In the final analysis, from the government response to the report and the reactions of a cross-section of Nigerians, we are drawn back to the characterization of Nigeria as a “hesitant” reformer. In 2005, Professor Ladipo Adamolekun conducted a rigorous interrogation of 29 African countries on their reform activities. His study revealed that these African countries can be categorized into four groups based on their reform attitudes—the advanced reformers (like Botswana), the committed reformers (like Cameroon), the hesitant reformers (like Nigeria), and the non-starters (like Somalia). And the re-emergence of the Report at this time of the second incarnation of the Buhari administration is no less inauspicious. While the first administration was marred by economic recession, the bad news now is the ravages of the COVID-19. All across the world, the coronavirus pandemic has undermined the economies of even the most advanced states in the world. Every country is reeling under the consequences of deaths, infections, unemployment and disequilibrium that the virus has inflicted on humankind. While we might therefore agree that any attempt to consider rationalization at this period could only add to the pains and suffering of Nigerians who are already undermined by the pandemic, it is also a truism that there is never any good time to implement a lofty reform that has been in the doldrums for many years. no reform of governance dynamics is ever palatable. And, as the saying goes, it is impossible to eat omelet without breaking eggs. 2020 is therefore as good as any year to implement the Oronsaye Report. and we must not fail to compliment the courage of a government that eventually returns to this report in the face of continuing inefficiency in the MDAs and decreasing national productivity.

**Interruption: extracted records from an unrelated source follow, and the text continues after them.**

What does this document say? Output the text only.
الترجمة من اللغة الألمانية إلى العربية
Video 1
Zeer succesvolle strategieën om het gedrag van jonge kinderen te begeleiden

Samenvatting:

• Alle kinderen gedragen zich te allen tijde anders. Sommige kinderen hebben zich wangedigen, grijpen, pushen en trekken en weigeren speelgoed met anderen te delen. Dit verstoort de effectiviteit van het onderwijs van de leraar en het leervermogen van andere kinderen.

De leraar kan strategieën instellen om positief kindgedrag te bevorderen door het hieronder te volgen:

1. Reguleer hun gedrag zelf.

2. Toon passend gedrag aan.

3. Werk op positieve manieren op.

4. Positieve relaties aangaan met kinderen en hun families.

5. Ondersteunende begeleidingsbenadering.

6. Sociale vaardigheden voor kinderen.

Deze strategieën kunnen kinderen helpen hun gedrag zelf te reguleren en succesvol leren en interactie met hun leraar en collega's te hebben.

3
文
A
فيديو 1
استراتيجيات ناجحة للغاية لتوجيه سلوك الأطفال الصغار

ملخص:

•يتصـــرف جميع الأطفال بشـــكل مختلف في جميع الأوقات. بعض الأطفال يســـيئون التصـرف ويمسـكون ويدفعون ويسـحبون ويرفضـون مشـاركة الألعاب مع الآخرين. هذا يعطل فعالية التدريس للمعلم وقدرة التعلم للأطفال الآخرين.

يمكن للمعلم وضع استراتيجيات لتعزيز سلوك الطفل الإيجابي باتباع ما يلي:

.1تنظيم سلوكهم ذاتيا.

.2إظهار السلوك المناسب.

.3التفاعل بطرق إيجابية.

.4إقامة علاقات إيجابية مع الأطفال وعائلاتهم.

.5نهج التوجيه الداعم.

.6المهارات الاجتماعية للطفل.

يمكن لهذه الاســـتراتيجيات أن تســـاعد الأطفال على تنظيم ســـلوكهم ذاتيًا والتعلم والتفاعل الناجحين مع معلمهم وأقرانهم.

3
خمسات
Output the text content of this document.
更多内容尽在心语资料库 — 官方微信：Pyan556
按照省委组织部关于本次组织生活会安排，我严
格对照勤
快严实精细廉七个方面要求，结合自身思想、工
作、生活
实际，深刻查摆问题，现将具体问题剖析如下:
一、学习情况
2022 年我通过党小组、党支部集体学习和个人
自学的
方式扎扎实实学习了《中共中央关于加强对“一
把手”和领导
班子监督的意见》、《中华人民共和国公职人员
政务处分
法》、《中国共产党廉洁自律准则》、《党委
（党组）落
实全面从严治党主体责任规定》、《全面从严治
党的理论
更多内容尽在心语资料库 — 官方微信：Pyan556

For any country, and especially for Nigeria, these are terrible times. To say that the Nigerian economy is facing imminent recession is a gross understatement. There is a massive crash of the international oil prices, there is already in place an economic stagnation occasioned by the pandemic. The country is getting ensnared by mounting external loans in spite of the gloomy fact that twenty five percent of the federal revenue is spent annually on servicing existing debts portfolios. And the foreign reserve keeps getting dangerously depleted. If the government therefore is not committed to implementing this Report this year to effectively reduce the cost of governance and its burden on infrastructural development and productivity in Nigeria, then there is no other time that will be auspicious.

The Oronsaye Report and Larger Governance Issues

We cannot underestimate the significance of the Oronsaye Report to the recuperation of Nigeria’s productivity dynamics. And it is getting this productivity matrix right that opens the gate for increased infrastructural development that will fundamentally transform the well-being of Nigeria. This is where we have been aiming for since independence. Unfortunately, I am of the strong conviction that the Oronsaye Report can only do so little to get us to the objective of undermining the cost of governance predicament that has hampered Nigeria’s efficient deployment of her resources for far too long. There are two significant reasons for my conviction.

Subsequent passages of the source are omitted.